On June 4, SpaceX livestreamed a JPMorgan event on the X platform. JPMorgan CEO Jamie Dimon interviewed Musk via video link in front of hundreds of wealthy clients at the bank’s New York headquarters. One industry insider who had participated in dozens of IPO projects and requested anonymity said, "I’ve never seen anything like this."
This week, former Fidelity fund manager and current Atreides Management employee Gavin Baker published an interview video with SpaceX CFO Bret Johnsen, which SpaceX linked directly to a website specially built for this IPO. Additionally, a Starship launch video released two days after the prospectus was publicly filed featured a guest appearance by rapper Nicki Minaj.
The SEC usually sets a quiet period between public filing of the prospectus and IPO completion to restrict companies from public promotion. In 2004, before Google’s IPO, Playboy published a prior interview with its two founders, causing lawyers and bankers to panic, fearing the SEC would force a delay. Ultimately, Google had to print the full interview in the revised prospectus to appease regulators.
However, the current SEC has clearly signaled it does not intend to restrict SpaceX. In February this year, Musk spoke on a podcast about SpaceX bringing data centers into space in the future; despite comments that "Musk is hyping the SpaceX IPO," the listing process proceeded with no intervention.
Limiting Shareholder Lawsuits, Legal Protection Mechanism Weakened
Among all unconventional actions, SpaceX's limitation of shareholder legal rights may have the deepest impact.
According to SpaceX's charter, shareholders’ rights to sue are explicitly restricted, and some dispute matters are required to be resolved through arbitration. This means that if management makes materially misleading statements, shareholders cannot invoke the usual legal mechanisms to hold them accountable.
According to the SEC's IPO rules, companies and their advisors can be held legally responsible for lawsuits by shareholders over misleading statements. Although in practice, banks and law firms are rarely involved in such lawsuits and indemnification clauses in underwriting agreements usually shift risk back to the company, advisors have always maintained a high degree of caution. SpaceX’s move further weakens the internal motivation for external advisors to remain prudent.
Jay Ritter pointed out that for years, it’s primarily been lawyers and bankers who have constrained management and company behavior. By circumvention through charter arrangements, SpaceX effectively removes this traditional check-and-balance from IPOs at the institutional level.
Precedent Effect: OpenAI, Anthropic May Follow
SpaceX’s listing approach may be setting a new benchmark for the entire industry.
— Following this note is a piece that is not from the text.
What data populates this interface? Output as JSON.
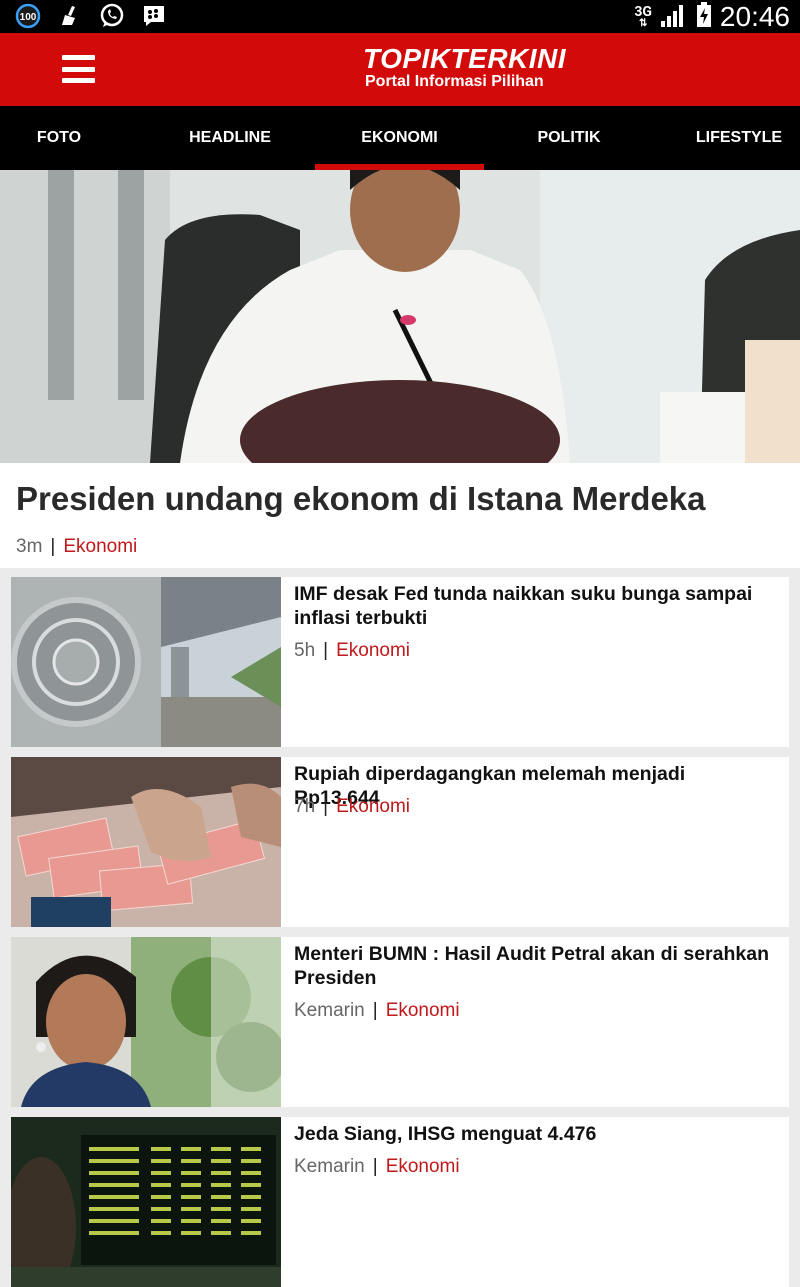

Industry observers believe SpaceX’s series of actions has opened the door for other large tech companies to go public. OpenAI and Anthropic are seen as the next batch of heavyweight IPO candidates, and both are closely watching SpaceX’s listing process.
Musk already has a similar "demonstration effect"—when he received a compensation package from Tesla worth more than a trillion dollars, executives at other companies quickly followed suit, launching large-scale equity incentive plans.
If SpaceX successfully completes its listing, its practices in disclosure, public promotion, and restriction of shareholder rights may become the new template for the next generation of tech giants’ IPOs, fundamentally reshaping this thirty-year-old market tradition.